The Middle East: Still Not Russian
Professors Tom Nichols and John Schindler have responded to my critique of their contention that Russia is now a “peer” to the United States when it comes to influence in the Middle East, and that, indeed, Washington has “outsourced” the management of regional security to Moscow. The dispute is in part over empirical factors, but more broadly it represents a distinct set of normative assumptions and policy prescriptions regarding America’s role in a changing Middle East.
It is easier to address the dispute over empirical “facts”; or rather, it might be, had the authors directly responded to them. But almost nowhere do they address the substantive points I made, dispute the historical examples, or provide any specific evidence to support their claim. Nor do they show how the Syrian deal directly advances Russian influence in the region. Where, for example, will Moscow go from here? Has it convinced other actors to adopt its point of view? Has it contributed to the reshaping of the regional order the way the United States did with the 1991 Gulf War and the subsequent Madrid Conference? What has Russia managed to accomplish now that it didn’t already have?
I listed several states that chose to align more closely with the United States, and provided examples of actors that were aligned with the Soviet Union but that moved away from Moscow when the opportunity presented itself. There is no case of a former or current American ally pulling away from the United States toward the Soviet Union in the past or Russia today.
A plausible response would be that there hasn’t been enough time to answer these questions, but that the trajectory points that way. That’s why the debate between us reflects a series of normative concerns about America’s place in the world. For some, America under the Obama Administration has retreated from the world, in sharp contrast to American leaders of the past. Indeed, in response to my argument that alignment patterns today reflect those of the past, Professors Nichols and Schindler contend that I miss the reason for a lack of Soviet influence during the Cold War—“because American policymakers of all political persuasions and parties made every effort to curtail it and keep it that way” (italics in original).
Certainly U.S. policymakers did this—the expansion of NATO into Turkey in 1952, the intervention in Iran in 1953, and the establishment of the Baghdad Pact in 1955 (which the United States actively supported but didn’t initially join), as well as the Truman and Eisenhower Doctrines were all part of the effort to keep Communism out.
But Professors Nichols and Schindler seem to fall on that side of the debate over explaining Middle Eastern politics that sees regional events as influenced primarily by external powers—leaving regional actors with little agency of their own. My contention was that most local actors simply didn’t want the Soviet Union involved, because they understood they benefited more from joining the American camp (Israel, Egypt after 1973, Jordan, Saudi Arabia and the Gulf monarchies); or because they preferred to play the superpowers off against each other (Egypt up to 1973 and Iraq).

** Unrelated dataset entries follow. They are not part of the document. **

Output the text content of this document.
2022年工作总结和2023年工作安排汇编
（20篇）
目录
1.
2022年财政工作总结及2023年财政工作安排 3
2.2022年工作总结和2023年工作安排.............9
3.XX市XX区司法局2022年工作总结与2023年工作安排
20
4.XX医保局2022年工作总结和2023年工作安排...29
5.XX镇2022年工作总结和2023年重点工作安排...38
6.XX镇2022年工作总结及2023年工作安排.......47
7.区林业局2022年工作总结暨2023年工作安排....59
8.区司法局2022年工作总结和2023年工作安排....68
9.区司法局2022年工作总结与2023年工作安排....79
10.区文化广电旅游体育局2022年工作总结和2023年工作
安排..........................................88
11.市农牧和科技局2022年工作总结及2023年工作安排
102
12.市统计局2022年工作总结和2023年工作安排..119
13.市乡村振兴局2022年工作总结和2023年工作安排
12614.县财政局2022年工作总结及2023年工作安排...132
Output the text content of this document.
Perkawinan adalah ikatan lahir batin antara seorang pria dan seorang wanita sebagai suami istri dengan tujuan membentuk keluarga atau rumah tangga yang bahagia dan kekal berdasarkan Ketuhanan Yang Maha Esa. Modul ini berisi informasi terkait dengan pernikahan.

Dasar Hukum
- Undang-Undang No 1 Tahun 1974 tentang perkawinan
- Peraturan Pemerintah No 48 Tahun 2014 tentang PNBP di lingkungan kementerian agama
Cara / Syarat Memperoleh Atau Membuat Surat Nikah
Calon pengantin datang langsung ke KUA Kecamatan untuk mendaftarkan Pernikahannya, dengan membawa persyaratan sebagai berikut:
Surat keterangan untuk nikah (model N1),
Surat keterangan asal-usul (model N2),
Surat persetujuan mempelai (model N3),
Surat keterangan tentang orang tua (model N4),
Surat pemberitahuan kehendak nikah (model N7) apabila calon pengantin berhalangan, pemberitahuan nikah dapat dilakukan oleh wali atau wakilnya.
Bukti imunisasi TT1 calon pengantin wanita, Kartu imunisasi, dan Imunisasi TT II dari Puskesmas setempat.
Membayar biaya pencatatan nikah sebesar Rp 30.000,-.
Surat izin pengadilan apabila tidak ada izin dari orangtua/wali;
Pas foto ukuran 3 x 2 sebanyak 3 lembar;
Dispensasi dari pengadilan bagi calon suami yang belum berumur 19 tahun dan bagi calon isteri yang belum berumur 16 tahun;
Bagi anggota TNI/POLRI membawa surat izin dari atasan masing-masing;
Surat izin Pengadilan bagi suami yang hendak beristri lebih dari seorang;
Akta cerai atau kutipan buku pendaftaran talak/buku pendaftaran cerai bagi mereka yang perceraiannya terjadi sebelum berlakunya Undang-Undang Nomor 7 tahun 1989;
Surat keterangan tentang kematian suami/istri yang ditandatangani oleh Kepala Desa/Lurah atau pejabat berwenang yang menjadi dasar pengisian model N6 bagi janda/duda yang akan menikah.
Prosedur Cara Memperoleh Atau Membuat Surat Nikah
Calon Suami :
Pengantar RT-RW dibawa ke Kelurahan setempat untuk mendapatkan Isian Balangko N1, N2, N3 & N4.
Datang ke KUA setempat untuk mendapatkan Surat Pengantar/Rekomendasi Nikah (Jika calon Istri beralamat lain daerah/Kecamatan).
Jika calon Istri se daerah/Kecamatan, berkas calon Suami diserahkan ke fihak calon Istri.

A quick glance at Washington’s role in Arab-Israeli peacemaking fills out the point: At no point was the United States able to bring Arabs and Israelis together on a bilateral basis, much less force them to sign an agreement, before they were ready on their own. (Washington has more success at bringing them together for multilateral talks, though these tended to drag out without successful conclusion.)
In other words, the presumption that America should act because it can presupposes that it will be able to shape regional events to its own satisfaction. But the historical evidence suggests mixed results, at best.
The empirical and normative discussions are the foundation for a set of policy prescriptions the United States should follow to protect its interests and influence in the region. Professors Nichols and Schindler remark that I am not “alarmed by the possible creation of this kind of brutal new order in the Middle East,” driven by Russian support for any kind of regime so long as it aligns itself with Moscow.
I do agree that American Mideast policy has been confused, hesitant and reactive. But I do not share the authors’ conviction that, at this moment, Russia is a “peer” or that America’s ability to shape regional events or manage regional security has been replaced by Russia’s.